I have a cluster file for sequences clustering at 100% sequence identity, each containing sequence clusters denoted by cluster numbers followed by IDs. Here’s an example of the file format:
>Cluster 107
0 410aa, >TRINITY_DN9528_c0_g1_i1_30... *
1 410aa, >TRINITY_DN9528_c0_g1_i2_36... at 100.00%
2 404aa, >crgi_XP_011414097.1... at 100.00%
>Cluster 108
0 410aa, >TRINITY_DN11082_c0_g1_i1_69... *
1 410aa, >TRINITY_DN11082_c0_g1_i2_69... at 100.00%
>Cluster 109
0 410aa, >crgi_XP_011450995.2... *
>Cluster 110
0 407aa, >TRINITY_DN4674_c0_g1_i3_24... *
I want to write a bash script that can extract clusters containing a specific string in the ID, but only if the cluster has other sequences besides the one with the specified string. For example, if I input the string “crgi”, the script should fetch only the clusters with this string in the ID, but not if it’s the only sequence in the cluster.
Here’s an example of the expected output for the input string “crgi”:
Clusters in file1.ids containing 'crgi':
107
I’ve tried using grep, awk, and cut, but I’m having trouble extracting the desired clusters efficiently.
Could someone please provide guidance on how to write such a bash script to achieve this task efficiently? Any help would be greatly appreciated! Thank you.
I’ve tried with the following script but it didn’t work:
#!/bin/bash
# Define the search string
search_string="crgi"
# Loop through each file
for file in *.ids; do
# Extract cluster numbers containing the search string
clusters=$(awk -v search="$search_string" '$0 ~ search {print $1}' "$file")

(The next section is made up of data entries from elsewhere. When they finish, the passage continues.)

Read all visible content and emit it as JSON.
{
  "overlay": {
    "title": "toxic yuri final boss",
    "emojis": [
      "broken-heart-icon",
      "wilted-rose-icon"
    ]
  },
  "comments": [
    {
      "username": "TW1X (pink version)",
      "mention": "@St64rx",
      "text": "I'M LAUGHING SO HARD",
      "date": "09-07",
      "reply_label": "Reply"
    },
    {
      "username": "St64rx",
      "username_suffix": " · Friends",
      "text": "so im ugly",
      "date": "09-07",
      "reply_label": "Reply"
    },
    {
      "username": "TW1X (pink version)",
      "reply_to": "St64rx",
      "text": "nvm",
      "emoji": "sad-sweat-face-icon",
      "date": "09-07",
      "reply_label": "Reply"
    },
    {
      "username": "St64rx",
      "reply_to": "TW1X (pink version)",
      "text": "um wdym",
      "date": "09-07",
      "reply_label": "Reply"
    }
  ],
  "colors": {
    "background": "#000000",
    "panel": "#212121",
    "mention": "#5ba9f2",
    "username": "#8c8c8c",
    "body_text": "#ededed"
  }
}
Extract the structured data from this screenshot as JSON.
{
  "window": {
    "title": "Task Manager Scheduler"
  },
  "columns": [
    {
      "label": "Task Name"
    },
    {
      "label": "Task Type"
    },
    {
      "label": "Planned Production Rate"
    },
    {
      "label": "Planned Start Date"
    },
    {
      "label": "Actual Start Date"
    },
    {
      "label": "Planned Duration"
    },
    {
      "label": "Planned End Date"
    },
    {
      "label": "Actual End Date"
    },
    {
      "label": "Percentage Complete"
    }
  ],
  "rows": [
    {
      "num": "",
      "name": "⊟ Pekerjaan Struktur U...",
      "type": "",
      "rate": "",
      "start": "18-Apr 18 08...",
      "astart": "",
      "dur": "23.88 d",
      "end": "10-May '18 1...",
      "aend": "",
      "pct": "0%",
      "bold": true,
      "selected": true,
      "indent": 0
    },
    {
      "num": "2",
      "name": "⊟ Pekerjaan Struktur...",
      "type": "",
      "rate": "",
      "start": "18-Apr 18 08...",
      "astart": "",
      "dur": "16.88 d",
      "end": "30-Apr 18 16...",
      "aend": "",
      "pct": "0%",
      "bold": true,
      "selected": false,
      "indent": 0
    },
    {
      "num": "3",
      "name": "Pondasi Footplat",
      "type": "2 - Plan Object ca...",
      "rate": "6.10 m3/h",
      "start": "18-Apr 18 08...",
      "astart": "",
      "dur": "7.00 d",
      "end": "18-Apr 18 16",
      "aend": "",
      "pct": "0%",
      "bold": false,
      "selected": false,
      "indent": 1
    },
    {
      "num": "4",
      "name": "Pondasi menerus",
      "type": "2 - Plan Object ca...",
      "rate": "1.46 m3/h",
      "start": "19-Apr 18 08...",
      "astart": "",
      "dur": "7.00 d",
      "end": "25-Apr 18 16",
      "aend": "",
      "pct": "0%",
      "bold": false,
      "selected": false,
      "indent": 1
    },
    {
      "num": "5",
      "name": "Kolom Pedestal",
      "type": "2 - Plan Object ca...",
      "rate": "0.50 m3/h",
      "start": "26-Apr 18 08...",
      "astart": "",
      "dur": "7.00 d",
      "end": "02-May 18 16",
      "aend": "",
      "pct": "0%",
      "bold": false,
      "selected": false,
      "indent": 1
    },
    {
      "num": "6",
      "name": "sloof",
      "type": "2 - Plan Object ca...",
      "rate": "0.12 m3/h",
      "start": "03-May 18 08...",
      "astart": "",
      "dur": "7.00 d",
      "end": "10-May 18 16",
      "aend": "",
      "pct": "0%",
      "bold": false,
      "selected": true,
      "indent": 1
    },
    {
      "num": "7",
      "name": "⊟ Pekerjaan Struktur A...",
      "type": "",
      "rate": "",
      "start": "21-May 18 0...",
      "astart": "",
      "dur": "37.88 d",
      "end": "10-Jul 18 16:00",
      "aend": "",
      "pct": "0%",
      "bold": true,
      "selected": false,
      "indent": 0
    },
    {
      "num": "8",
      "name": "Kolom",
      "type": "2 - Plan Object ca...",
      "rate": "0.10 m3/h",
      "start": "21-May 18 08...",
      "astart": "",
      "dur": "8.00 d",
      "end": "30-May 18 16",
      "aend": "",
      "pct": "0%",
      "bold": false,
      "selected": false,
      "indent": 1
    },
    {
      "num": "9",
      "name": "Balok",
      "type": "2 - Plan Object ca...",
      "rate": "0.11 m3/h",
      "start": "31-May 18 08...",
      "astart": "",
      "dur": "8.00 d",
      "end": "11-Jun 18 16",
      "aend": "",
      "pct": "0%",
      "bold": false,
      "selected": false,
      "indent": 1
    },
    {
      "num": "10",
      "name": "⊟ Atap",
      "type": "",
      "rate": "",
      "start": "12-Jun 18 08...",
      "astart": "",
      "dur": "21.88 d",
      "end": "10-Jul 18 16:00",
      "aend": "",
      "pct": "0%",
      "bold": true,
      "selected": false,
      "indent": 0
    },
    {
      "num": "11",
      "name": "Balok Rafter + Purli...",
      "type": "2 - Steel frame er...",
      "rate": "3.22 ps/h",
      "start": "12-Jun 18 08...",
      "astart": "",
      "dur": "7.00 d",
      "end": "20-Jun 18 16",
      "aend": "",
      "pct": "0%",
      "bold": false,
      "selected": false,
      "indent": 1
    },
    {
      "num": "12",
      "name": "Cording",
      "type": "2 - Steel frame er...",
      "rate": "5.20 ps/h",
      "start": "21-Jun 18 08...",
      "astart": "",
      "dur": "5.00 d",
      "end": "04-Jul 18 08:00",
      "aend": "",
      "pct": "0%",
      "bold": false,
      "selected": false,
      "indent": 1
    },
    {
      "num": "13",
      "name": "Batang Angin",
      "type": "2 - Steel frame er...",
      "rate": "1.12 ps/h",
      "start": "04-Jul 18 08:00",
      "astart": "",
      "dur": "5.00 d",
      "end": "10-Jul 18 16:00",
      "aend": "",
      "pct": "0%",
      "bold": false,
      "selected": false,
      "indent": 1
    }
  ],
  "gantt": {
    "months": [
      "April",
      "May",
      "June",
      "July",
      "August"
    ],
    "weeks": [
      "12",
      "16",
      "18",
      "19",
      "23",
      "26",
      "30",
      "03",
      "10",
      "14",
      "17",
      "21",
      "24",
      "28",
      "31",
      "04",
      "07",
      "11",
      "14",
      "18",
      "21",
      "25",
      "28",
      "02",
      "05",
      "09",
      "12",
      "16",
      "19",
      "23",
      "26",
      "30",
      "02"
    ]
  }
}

# Initialize a flag for presence of other sequences
other_sequences_found=false
# Check if clusters contain other sequences
while read -r cluster; do
# Check if the cluster contains other sequences besides the search string
if [ "$(grep -c ">$search_string" "$file")" -gt 1 ]; then
other_sequences_found=true
break
fi
done <<< "$clusters"
# If other sequences found, print the cluster numbers
if [ "$other_sequences_found" = true ]; then
echo "Clusters in $file containing '$search_string':"
echo "$clusters"
echo
fi
done